[Paris] Everywhere we look, one cannot escape the reality that our urban spaces are overcrowded and polluted, with scarce natural resources dwindling rapidly.
Currently about half the world's population lives in cities and that is projected to increase to 75%, by 2050. The time is ripe to start designing smarter urban environments in new cities and retrofit older ones to sustain an ever-growing population.
So what kind of city will they be living in?
Belgian architect Vincent Callebaut’s vision to design a high rise "urban farm" provides a viable solution to a healthier future for the estimated six billion people who will live in cities by 2050.
"The city of tomorrow will be dense, green and connected. The goal is to bring agriculture and nature back into the urban core so that by 2050... we have green, sustainable cities where humans live in balance with their environment.
Each building must ultimately be a "self-sufficient, mini-power station," said Callebaut.
Imagine stepping out of your highrise apartment into a sunny, plant-lined corridor, biting into an apple grown in the orchard on the fourth floor as you bid "good morning" to the farmer off to milk his cows on the fifth.
You take the lift to your office, passing the rice paddy and one of the many gardens housed in the glass edifice that not only heats and cools itself, but also captures rainwater and recirculates domestic waste as plant food.

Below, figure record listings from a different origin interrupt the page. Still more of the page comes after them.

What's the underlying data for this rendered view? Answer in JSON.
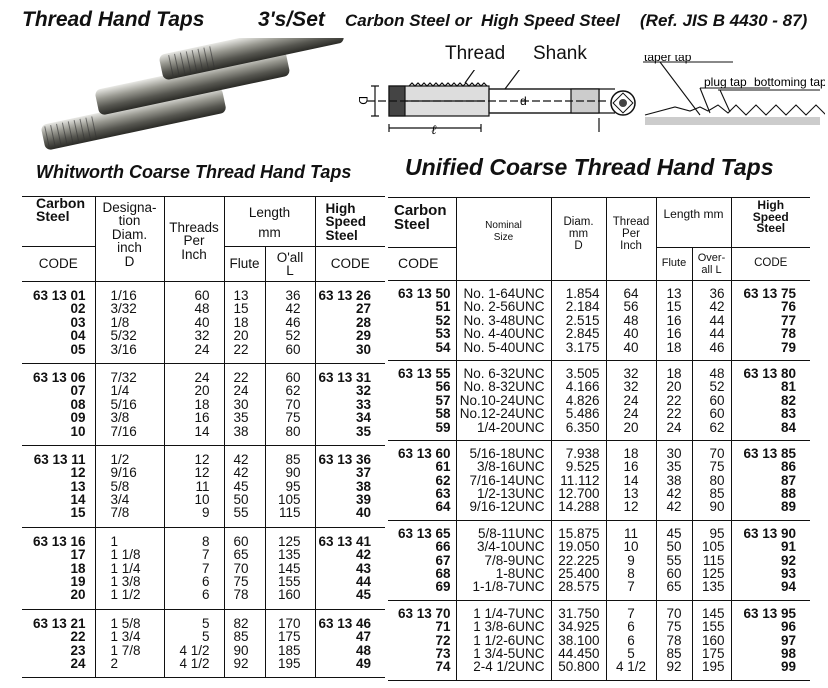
{
  "header": {
    "title": "Thread Hand Taps",
    "set": "3's/Set",
    "material": "Carbon Steel or  High Speed Steel",
    "reference": "(Ref. JIS B 4430 - 87)"
  },
  "diagram": {
    "thread_label": "Thread",
    "shank_label": "Shank",
    "d_upper": "D",
    "d_lower": "d",
    "l_label": "ℓ",
    "taper": "taper tap",
    "plug": "plug tap",
    "bottoming": "bottoming tap"
  },
  "left_table": {
    "title": "Whitworth Coarse Thread Hand Taps",
    "h_carbon": "Carbon Steel",
    "h_code": "CODE",
    "h_designation": "Designa-\ntion\nDiam.\ninch\nD",
    "h_threads": "Threads\nPer\nInch",
    "h_length": "Length\nmm",
    "h_flute": "Flute",
    "h_oall": "O'all\nL",
    "h_hss": "High\nSpeed\nSteel",
    "h_hss_code": "CODE",
    "groups": [
      [
        [
          "63 13 01",
          "1/16",
          "60",
          "13",
          "36",
          "63 13 26"
        ],
        [
          "02",
          "3/32",
          "48",
          "15",
          "42",
          "27"
        ],
        [
          "03",
          "1/8",
          "40",
          "18",
          "46",
          "28"
        ],
        [
          "04",
          "5/32",
          "32",
          "20",
          "52",
          "29"
        ],
        [
          "05",
          "3/16",
          "24",
          "22",
          "60",
          "30"
        ]
      ],
      [
        [
          "63 13 06",
          "7/32",
          "24",
          "22",
          "60",
          "63 13 31"
        ],
        [
          "07",
          "1/4",
          "20",
          "24",
          "62",
          "32"
        ],
        [
          "08",
          "5/16",
          "18",
          "30",
          "70",
          "33"
        ],
        [
          "09",
          "3/8",
          "16",
          "35",
          "75",
          "34"
        ],
        [
          "10",
          "7/16",
          "14",
          "38",
          "80",
          "35"
        ]
      ],
      [
        [
          "63 13 11",
          "1/2",
          "12",
          "42",
          "85",
          "63 13 36"
        ],
        [
          "12",
          "9/16",
          "12",
          "42",
          "90",
          "37"
        ],
        [
          "13",
          "5/8",
          "11",
          "45",
          "95",
          "38"
        ],
        [
          "14",
          "3/4",
          "10",
          "50",
          "105",
          "39"
        ],
        [
          "15",
          "7/8",
          "9",
          "55",
          "115",
          "40"
        ]
      ],
      [
        [
          "63 13 16",
          "1",
          "8",
          "60",
          "125",
          "63 13 41"
        ],
        [
          "17",
          "1 1/8",
          "7",
          "65",
          "135",
          "42"
        ],
        [
          "18",
          "1 1/4",
          "7",
          "70",
          "145",
          "43"
        ],
        [
          "19",
          "1 3/8",
          "6",
          "75",
          "155",
          "44"
        ],
        [
          "20",
          "1 1/2",
          "6",
          "78",
          "160",
          "45"
        ]
      ],
      [
        [
          "63 13 21",
          "1 5/8",
          "5",
          "82",
          "170",
          "63 13 46"
        ],
        [
          "22",
          "1 3/4",
          "5",
          "85",
          "175",
          "47"
        ],
        [
          "23",
          "1 7/8",
          "4 1/2",
          "90",
          "185",
          "48"
        ],
        [
          "24",
          "2",
          "4 1/2",
          "92",
          "195",
          "49"
        ]
      ]
    ]
  },
  "right_table": {
    "title": "Unified Coarse Thread Hand Taps",
    "h_carbon": "Carbon\nSteel",
    "h_code": "CODE",
    "h_nominal": "Nominal\nSize",
    "h_diam": "Diam.\nmm\nD",
    "h_thread": "Thread\nPer\nInch",
    "h_length": "Length mm",
    "h_flute": "Flute",
    "h_overall": "Over-\nall L",
    "h_hss": "High\nSpeed\nSteel",
    "h_hss_code": "CODE",
    "groups": [
      [
        [
          "63 13 50",
          "No.  1-64UNC",
          "1.854",
          "64",
          "13",
          "36",
          "63 13 75"
        ],
        [
          "51",
          "No.  2-56UNC",
          "2.184",
          "56",
          "15",
          "42",
          "76"
        ],
        [
          "52",
          "No.  3-48UNC",
          "2.515",
          "48",
          "16",
          "44",
          "77"
        ],
        [
          "53",
          "No.  4-40UNC",
          "2.845",
          "40",
          "16",
          "44",
          "78"
        ],
        [
          "54",
          "No.  5-40UNC",
          "3.175",
          "40",
          "18",
          "46",
          "79"
        ]
      ],
      [
        [
          "63 13 55",
          "No.  6-32UNC",
          "3.505",
          "32",
          "18",
          "48",
          "63 13 80"
        ],
        [
          "56",
          "No.  8-32UNC",
          "4.166",
          "32",
          "20",
          "52",
          "81"
        ],
        [
          "57",
          "No.10-24UNC",
          "4.826",
          "24",
          "22",
          "60",
          "82"
        ],
        [
          "58",
          "No.12-24UNC",
          "5.486",
          "24",
          "22",
          "60",
          "83"
        ],
        [
          "59",
          "1/4-20UNC",
          "6.350",
          "20",
          "24",
          "62",
          "84"
        ]
      ],
      [
        [
          "63 13 60",
          "5/16-18UNC",
          "7.938",
          "18",
          "30",
          "70",
          "63 13 85"
        ],
        [
          "61",
          "3/8-16UNC",
          "9.525",
          "16",
          "35",
          "75",
          "86"
        ],
        [
          "62",
          "7/16-14UNC",
          "11.112",
          "14",
          "38",
          "80",
          "87"
        ],
        [
          "63",
          "1/2-13UNC",
          "12.700",
          "13",
          "42",
          "85",
          "88"
        ],
        [
          "64",
          "9/16-12UNC",
          "14.288",
          "12",
          "42",
          "90",
          "89"
        ]
      ],
      [
        [
          "63 13 65",
          "5/8-11UNC",
          "15.875",
          "11",
          "45",
          "95",
          "63 13 90"
        ],
        [
          "66",
          "3/4-10UNC",
          "19.050",
          "10",
          "50",
          "105",
          "91"
        ],
        [
          "67",
          "7/8-9UNC",
          "22.225",
          "9",
          "55",
          "115",
          "92"
        ],
        [
          "68",
          "1-8UNC",
          "25.400",
          "8",
          "60",
          "125",
          "93"
        ],
        [
          "69",
          "1-1/8-7UNC",
          "28.575",
          "7",
          "65",
          "135",
          "94"
        ]
      ],
      [
        [
          "63 13 70",
          "1 1/4-7UNC",
          "31.750",
          "7",
          "70",
          "145",
          "63 13 95"
        ],
        [
          "71",
          "1 3/8-6UNC",
          "34.925",
          "6",
          "75",
          "155",
          "96"
        ],
        [
          "72",
          "1 1/2-6UNC",
          "38.100",
          "6",
          "78",
          "160",
          "97"
        ],
        [
          "73",
          "1 3/4-5UNC",
          "44.450",
          "5",
          "85",
          "175",
          "98"
        ],
        [
          "74",
          "2-4 1/2UNC",
          "50.800",
          "4 1/2",
          "92",
          "195",
          "99"
        ]
      ]
    ]
  }
}
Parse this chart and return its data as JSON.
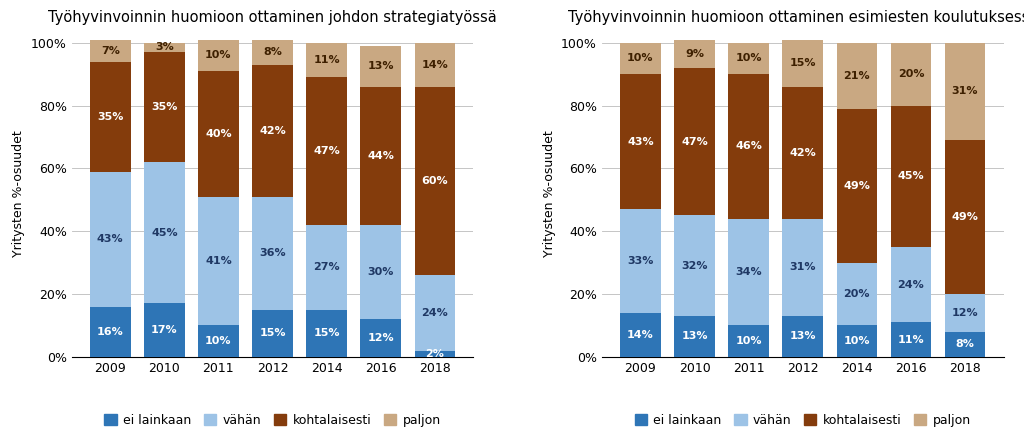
{
  "chart1": {
    "title": "Työhyvinvoinnin huomioon ottaminen johdon strategiatyössä",
    "years": [
      "2009",
      "2010",
      "2011",
      "2012",
      "2014",
      "2016",
      "2018"
    ],
    "ei_lainkaan": [
      16,
      17,
      10,
      15,
      15,
      12,
      2
    ],
    "vahan": [
      43,
      45,
      41,
      36,
      27,
      30,
      24
    ],
    "kohtalaisesti": [
      35,
      35,
      40,
      42,
      47,
      44,
      60
    ],
    "paljon": [
      7,
      3,
      10,
      8,
      11,
      13,
      14
    ]
  },
  "chart2": {
    "title": "Työhyvinvoinnin huomioon ottaminen esimiesten koulutuksessa",
    "years": [
      "2009",
      "2010",
      "2011",
      "2012",
      "2014",
      "2016",
      "2018"
    ],
    "ei_lainkaan": [
      14,
      13,
      10,
      13,
      10,
      11,
      8
    ],
    "vahan": [
      33,
      32,
      34,
      31,
      20,
      24,
      12
    ],
    "kohtalaisesti": [
      43,
      47,
      46,
      42,
      49,
      45,
      49
    ],
    "paljon": [
      10,
      9,
      10,
      15,
      21,
      20,
      31
    ]
  },
  "colors": {
    "ei_lainkaan": "#2E75B6",
    "vahan": "#9DC3E6",
    "kohtalaisesti": "#843C0C",
    "paljon": "#C9A882"
  },
  "ylabel": "Yritysten %-osuudet",
  "legend_labels": [
    "ei lainkaan",
    "vähän",
    "kohtalaisesti",
    "paljon"
  ],
  "bar_width": 0.75,
  "fontsize_title": 10.5,
  "fontsize_label": 9,
  "fontsize_tick": 9,
  "fontsize_bar": 8,
  "background_color": "#FFFFFF"
}
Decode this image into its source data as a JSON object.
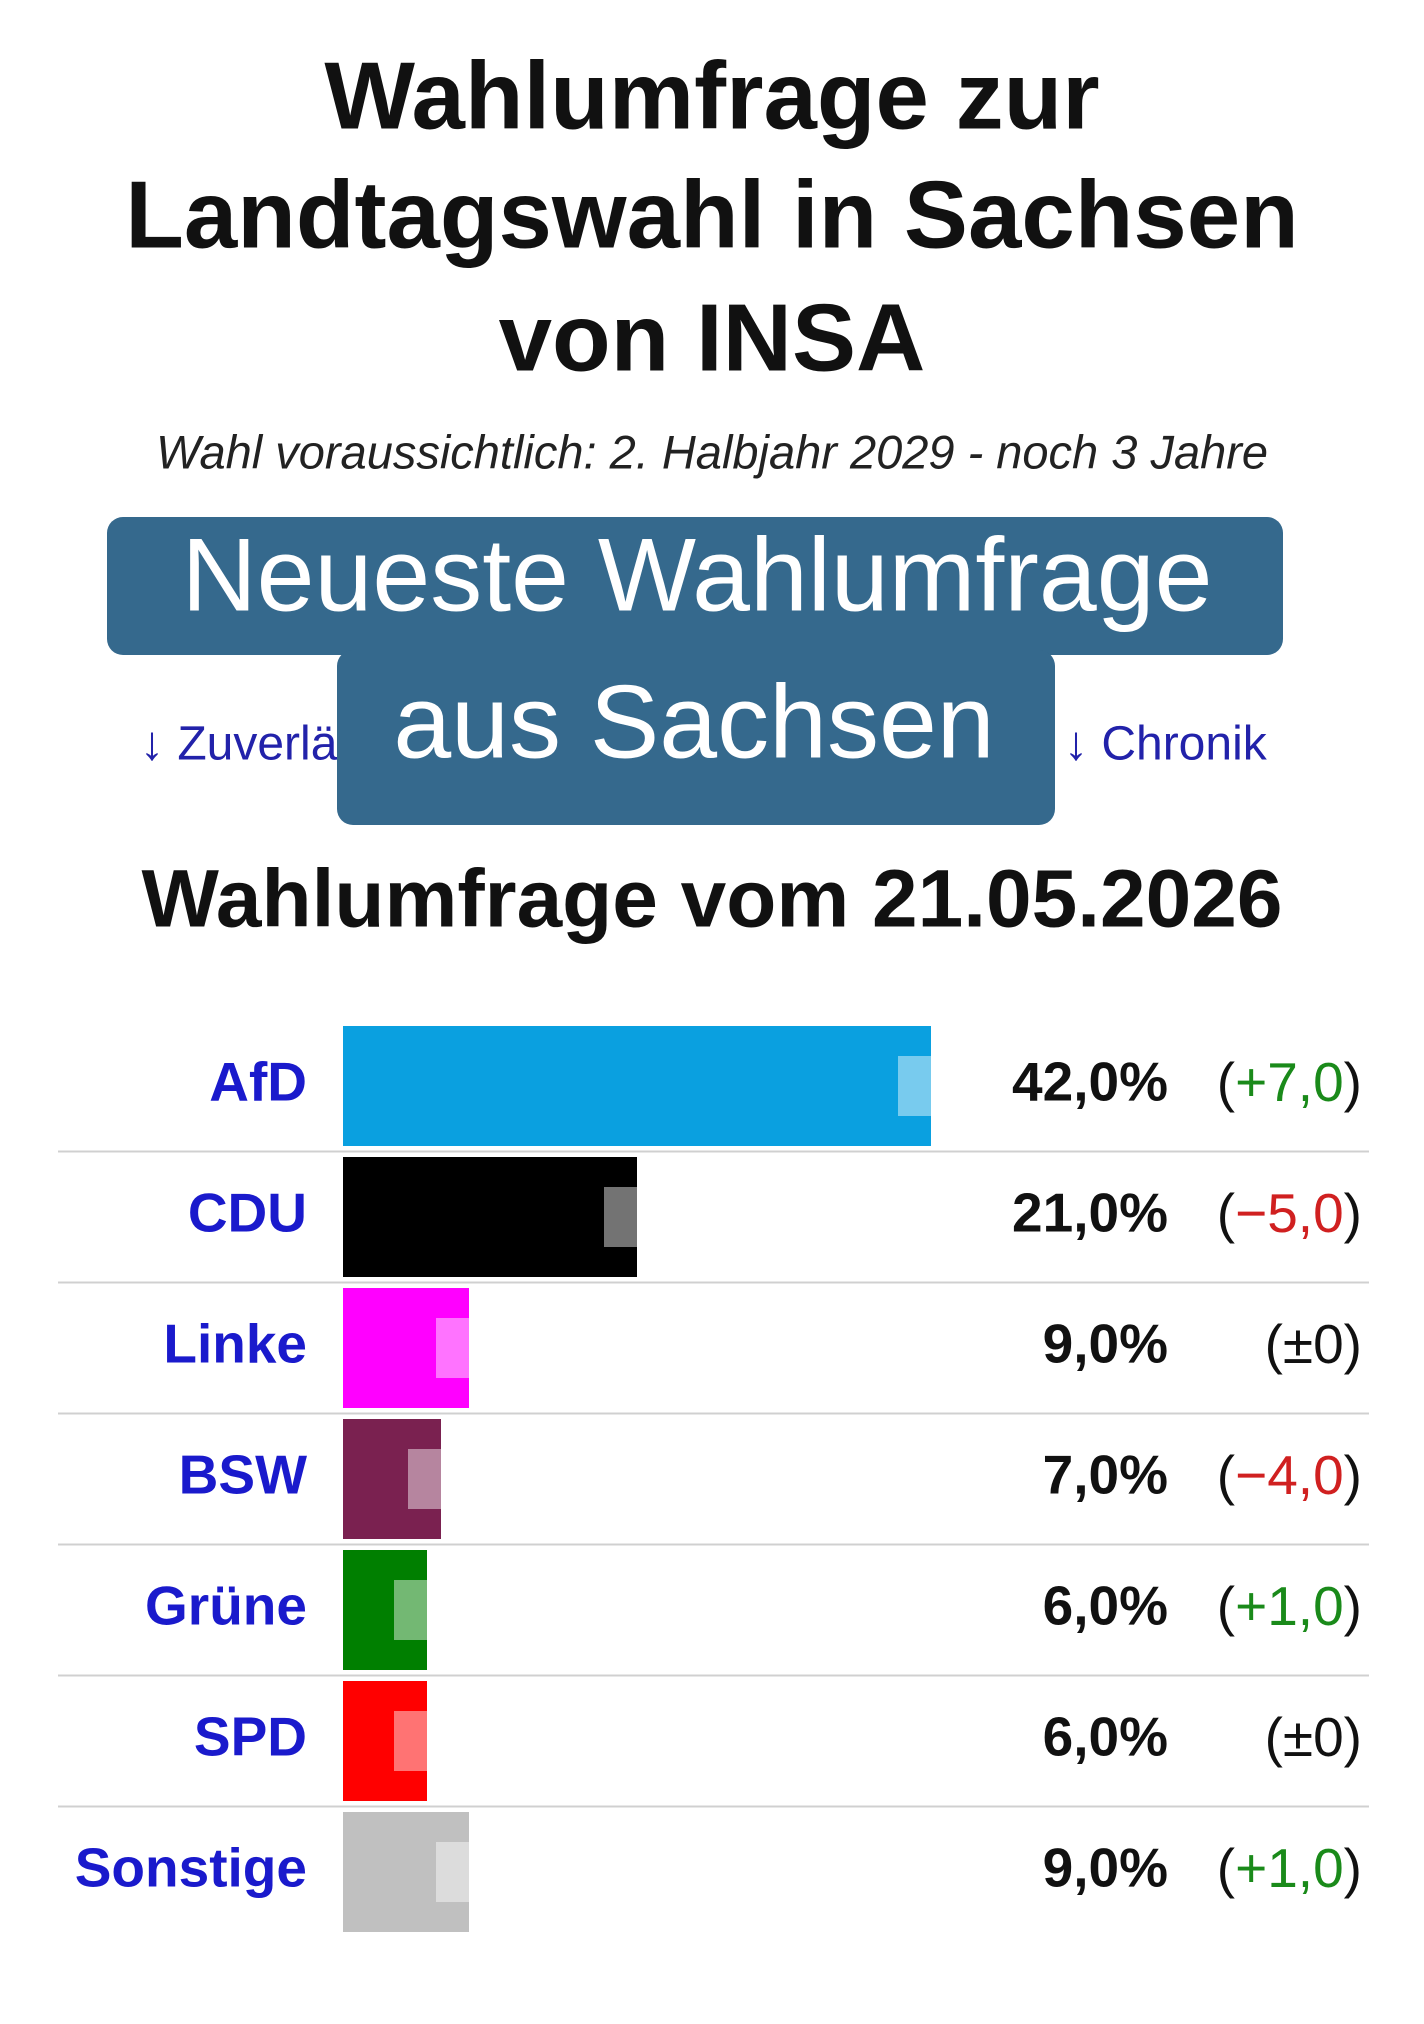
{
  "chart_data": {
    "type": "hbar",
    "title": [
      "Wahlumfrage zur",
      "Landtagswahl in Sachsen",
      "von INSA"
    ],
    "subtitle": "Wahl voraussichtlich: 2. Halbjahr 2029 - noch 3 Jahre",
    "banner": [
      "Neueste Wahlumfrage",
      "aus Sachsen"
    ],
    "links": [
      "↓ Zuverlässigkeit",
      "↓ Chronik"
    ],
    "heading": "Wahlumfrage vom 21.05.2026",
    "categories": [
      "AfD",
      "CDU",
      "Linke",
      "BSW",
      "Grüne",
      "SPD",
      "Sonstige"
    ],
    "values": [
      42,
      21,
      9,
      7,
      6,
      6,
      9
    ],
    "value_labels": [
      "42,0%",
      "21,0%",
      "9,0%",
      "7,0%",
      "6,0%",
      "6,0%",
      "9,0%"
    ],
    "colors": [
      "#0aa0e0",
      "#000000",
      "#ff00ff",
      "#7a2150",
      "#007f00",
      "#ff0000",
      "#c0c0c0"
    ],
    "changes": [
      7,
      -5,
      0,
      -4,
      1,
      0,
      1
    ],
    "change_labels": [
      "(+7,0)",
      "(−5,0)",
      "(±0)",
      "(−4,0)",
      "(+1,0)",
      "(±0)",
      "(+1,0)"
    ],
    "change_colors": {
      "up": "#1a8a1a",
      "down": "#d02020",
      "none": "#111111"
    },
    "xlim": [
      0,
      60
    ]
  }
}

With that, Mr Callebaut introduced his project the ‘Dragonfly’ - a design for a massive, twin-towered, ‘vertical farm’ on New York’s Roosevelt Island. From each tower springs a large, glass-and-steel wing, so that the edifice resembles the insect after which it was named. The structure includes areas for meat, dairy and egg production, orchards, meadows and rice fields along with offices and flats, gardens and public recreation spaces.
Energy is harvested from the sun and wind, and hot air is trapped between the building ‘wings’ to provide heating in winter. In summer, cooling is achieved through natural ventilation and transpiration from the abundant plant growth.
Plants grow on the exterior shell to filter rain water, which is captured and mixed with liquid waste from the towers, treated organically and used as fertiliser.
And at the base of the colossus is a floating market on the East River for the inhabitants to sell their organic produce.
They made fun of me. They said I created a piece of science fiction,’ Mr Callebaut says of his detractors.
With awareness growing to the plight of our over populated planet and climate change, his ideas have gained traction, and the Dragonfly design has been exhibited at an international fair in China.
Mr Callebaut has also drafted a concept for a floating city resembling a lily pad that will house refugees forced from their homes by climate change.
And he hopes to sell a design for a ‘farmscraper’ in Shenzhen, China that will include housing, offices, leisure space and food gardens.
As yet, Mr Callebaut has found no buyers for these big projects.
‘With the recent economic recession, politicians and government may... have been reluctant to venture into such new, large-scale endeavours that have not been tested before,’ Emilia Plotka, a sustainability expert at the Royal Institute of Royal Architects, told AFP of Dragonfly and similar projects.
But she pointed out the concept has inspired other, smaller projects.